Financial Bailout: Do Interests of Automakers and Members Diverge?By Bill Allison Dec 04 2008 11:42 p.m. 1 comment
Reading the restructuring plan that General Motors put together makes me wonder whether, in a broad sense, there isn't an insuperable conflict of interest between members of Congress and the automakers. Consider just one aspect of the plan:
...the number of GM retailers is expected to decline to 4,700 by 2012. This will occur primarily in metropolitan and suburban areas where GM has too many dealers to serve the market. In the Plan, it is projected these dealers will be reduced by 35%, increasing annual throughput for the remaining outlets to a more competitive level with other high-volume manufacturers. GMs distribution strength in rural areas, which is a significant competitive advantage, will be largely preserved. GM intends to have the right number of brands, sold by the right number of dealers, in the right locations to obtain maximum profitability for GM and the retailer network.
There are currently 6,450 dealerships, so to get to the right number of dealers in the right locations, 1,750 dealerships will have to disappear. Presumably, most of the jobs at those dealerships would disappear with them. Using GM's online dealer locator, I made this Google map showing GM Dealerships within 10 miles of the Sunlight Foundation. The dozen dealerships (I'm counting the Saturn dealership at the same address as a Buick/Pontiac dealership as a single entity) which all serve the Washington D.C. metro area, are split among multiple congressional districts and a pair of states. Eliminating 35 percent of them leaves you with eight GM dealerships -- who loses out? Do you shut down the Cadillac dealership in Alexandria, Va., or Bethesda, Md? Or do you get rid of both, and sell Cadillacs from the Chevy dealership in Bethesda and the Saturn dealership in Alexandria? And if you're a member of Congress, are you pleased with a restructuring plan that could be eliminating employers in your district that, on average, according to the National Auto Dealers Association, have payrolls of $2.59 million?

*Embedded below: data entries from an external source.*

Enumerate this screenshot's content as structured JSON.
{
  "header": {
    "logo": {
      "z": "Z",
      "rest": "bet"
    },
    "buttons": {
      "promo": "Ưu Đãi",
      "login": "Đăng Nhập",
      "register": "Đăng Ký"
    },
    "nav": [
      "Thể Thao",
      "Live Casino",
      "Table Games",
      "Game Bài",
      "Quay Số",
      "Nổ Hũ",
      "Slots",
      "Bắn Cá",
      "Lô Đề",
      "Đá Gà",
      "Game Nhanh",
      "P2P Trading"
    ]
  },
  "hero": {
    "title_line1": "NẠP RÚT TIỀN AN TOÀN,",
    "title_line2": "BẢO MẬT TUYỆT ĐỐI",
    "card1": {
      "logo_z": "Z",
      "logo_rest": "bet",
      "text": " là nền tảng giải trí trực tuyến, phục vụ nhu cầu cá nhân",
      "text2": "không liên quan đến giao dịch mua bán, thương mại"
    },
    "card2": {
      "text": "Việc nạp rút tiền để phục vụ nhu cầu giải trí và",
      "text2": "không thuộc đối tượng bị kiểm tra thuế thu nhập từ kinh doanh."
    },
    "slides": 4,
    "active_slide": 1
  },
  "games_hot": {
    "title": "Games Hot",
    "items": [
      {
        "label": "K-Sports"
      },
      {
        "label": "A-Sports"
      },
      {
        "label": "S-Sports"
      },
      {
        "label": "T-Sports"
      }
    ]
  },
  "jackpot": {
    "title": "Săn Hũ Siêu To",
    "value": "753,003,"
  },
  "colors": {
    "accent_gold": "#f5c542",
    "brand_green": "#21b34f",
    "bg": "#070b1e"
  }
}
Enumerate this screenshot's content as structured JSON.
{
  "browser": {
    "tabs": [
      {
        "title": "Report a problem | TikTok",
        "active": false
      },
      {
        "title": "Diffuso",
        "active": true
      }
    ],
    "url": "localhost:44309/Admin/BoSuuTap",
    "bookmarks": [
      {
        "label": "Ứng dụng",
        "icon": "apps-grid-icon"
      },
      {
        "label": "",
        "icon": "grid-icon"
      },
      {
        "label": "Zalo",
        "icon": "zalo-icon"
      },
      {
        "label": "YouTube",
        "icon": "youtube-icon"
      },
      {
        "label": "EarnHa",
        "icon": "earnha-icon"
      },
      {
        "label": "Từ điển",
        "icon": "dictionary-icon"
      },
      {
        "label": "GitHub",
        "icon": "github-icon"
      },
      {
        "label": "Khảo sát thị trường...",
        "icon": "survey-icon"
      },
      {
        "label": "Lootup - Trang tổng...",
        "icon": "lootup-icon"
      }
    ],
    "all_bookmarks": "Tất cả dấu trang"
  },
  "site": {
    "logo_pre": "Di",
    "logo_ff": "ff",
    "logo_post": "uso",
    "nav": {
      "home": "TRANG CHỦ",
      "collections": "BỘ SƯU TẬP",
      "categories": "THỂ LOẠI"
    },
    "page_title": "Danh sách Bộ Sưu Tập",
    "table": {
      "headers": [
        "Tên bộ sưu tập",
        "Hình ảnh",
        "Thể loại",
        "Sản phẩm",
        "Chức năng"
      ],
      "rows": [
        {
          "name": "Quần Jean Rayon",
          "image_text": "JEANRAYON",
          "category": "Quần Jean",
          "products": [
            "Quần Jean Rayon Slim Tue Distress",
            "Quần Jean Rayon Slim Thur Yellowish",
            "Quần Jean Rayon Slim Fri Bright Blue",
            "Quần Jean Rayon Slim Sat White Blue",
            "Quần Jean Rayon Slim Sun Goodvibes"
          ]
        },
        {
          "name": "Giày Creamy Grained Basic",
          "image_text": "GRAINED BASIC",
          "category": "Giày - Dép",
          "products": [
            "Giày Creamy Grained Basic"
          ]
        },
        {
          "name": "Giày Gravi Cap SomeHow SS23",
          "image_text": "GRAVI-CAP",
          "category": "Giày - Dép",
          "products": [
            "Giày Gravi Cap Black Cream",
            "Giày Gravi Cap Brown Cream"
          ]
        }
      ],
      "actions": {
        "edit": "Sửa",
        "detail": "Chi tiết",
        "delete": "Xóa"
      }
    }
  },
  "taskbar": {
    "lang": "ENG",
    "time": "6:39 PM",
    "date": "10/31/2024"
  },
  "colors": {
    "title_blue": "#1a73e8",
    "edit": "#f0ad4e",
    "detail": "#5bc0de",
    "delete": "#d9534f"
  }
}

NADA, by the way, is no shrinking violet when it comes to influence. According to the Center for Responsive Politics, it was among the top 20 contributors to a whopping 158 members of Congress in the 2008 election cycle. General Motors could say the same of just 15 members, Ford of 13, and Chrysler of none.
If you're a member of Congress, do you pressure GM to lay off the dealers (for whom state laws, in any case, offer numerous protections)? To take the 35 percent reduction of dealerships in the other fellow's district or state? Or do you proudly point out that you helped save General Motors (assuming, rather optimistically, that the company's restructuring will work precisely as planned) at the expense of a couple of employers who had big payrolls, were big advertisers in the local media, and whose PAC had been, once upon a time, a big contributor to your campaigns?